Otuz işçi sayısının belirlenmesinde fesih bildiriminin işçiye ulaştığı tarih itibariyle belirli-belirsiz süreli, tam-kısmi süreli, daimi-mevsimlik sözleşmelerle çalışan tüm işçiler dikkate alınır.
Somut olayda, davacının 03.12.2007- 06.06.2008 tarihleri arasında su takipçisi olarak işçi ünvanıyla çalıştığı, iş sözleşmesinin “06.06.2008 tarihinde 6.00 sıralarında ilçe içerisinden geçen kanalın prizlerin basılı olduğu tarafımca tesbit edilmiş olup şahsınıza telefonla bilgi verdiğim halde görev yerine gelmediğiniz, 2. defa tekrar telefonla haber verdim halen uyuyor olduğunu öğrendim. Çek priz kapağının kalkmamış olması suyun aşırı derecede yükselmesi zarara yol açacağından başka bir personeli görevlendirdim, bu personelle birlikte kapağı kaldırdık, O.D. Devriye görevi yapan devriye görevlisi E.T. kendisine haber vermediği nedeniyle telefonla arayarak bulunduğu sanayi bölgesine giderek eline sopa alıp bu kişiyi darp edip, daha fazla dayak yememek için kaçarak yaklaşık 800 metre kovaladığı, E.T. kötü davrandığı ve verilen görevi yerine getirmediği” belirtilerek 4857 sayılı Yasanın 25/2 maddesince “ahlak ve iyiniyet kurallarına uymamak ve verilen görevi yapmamak” gerekçesiyle feshedildiği, davacının husumet ve muvaza iddiasında bulunmadığı anlaşılmıştır.

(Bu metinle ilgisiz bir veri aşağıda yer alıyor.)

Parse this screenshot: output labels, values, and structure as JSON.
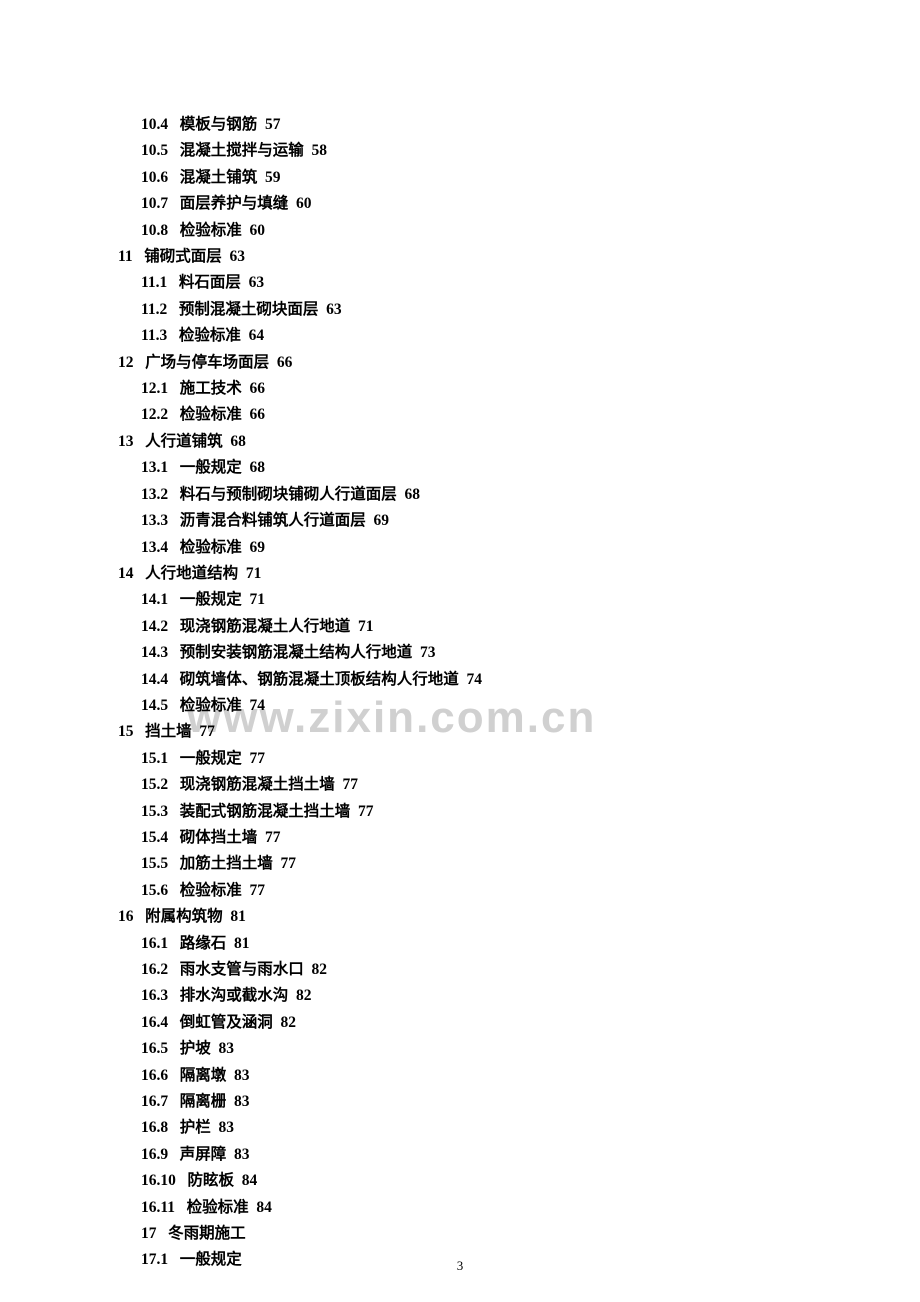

Mahkemece, fesih bildiriminin işçiye ulaştığı tarih itibariyle, davalı işyerinde, Konumu itibarıyla güvence kapsamı içerisinde olmayan işveren vekillerinin ve yardımcılarının da işyerinde çalışan işçi sayısının belirlenmesinde hesaba katılarak, İşverenin aynı işkolunda birden fazla işyerinin bulunması halinde, işyerinde çalışan işçi sayısının bu işyerlerinde çalışan işçi sayısına göre belirleneceği gözetilerek , belirli-belirsiz süreli, tam-kısmi süreli, daimi-mevsimlik sözleşmelerle çalışan tüm işçiler dikkate alınarak 30 işçi sayısının var olup olmadığı şüpheye yer bırakmayacak şekilde resen araştırılarak tesbit edilmeden eksik inceleme ile karar verilmesi hatalı olmuştur.
SONUÇ: Temyiz olunan kararın yukarıda yazılı sebepten BOZULMASINA,diğer temyiz itirazlarının incelenmesine şimdilik yer olmadığına, peşin alınan temyiz harcının istek halinde ilgiliye iadesine, 29.09.2011 gününde oybirliğiyle karar verildi.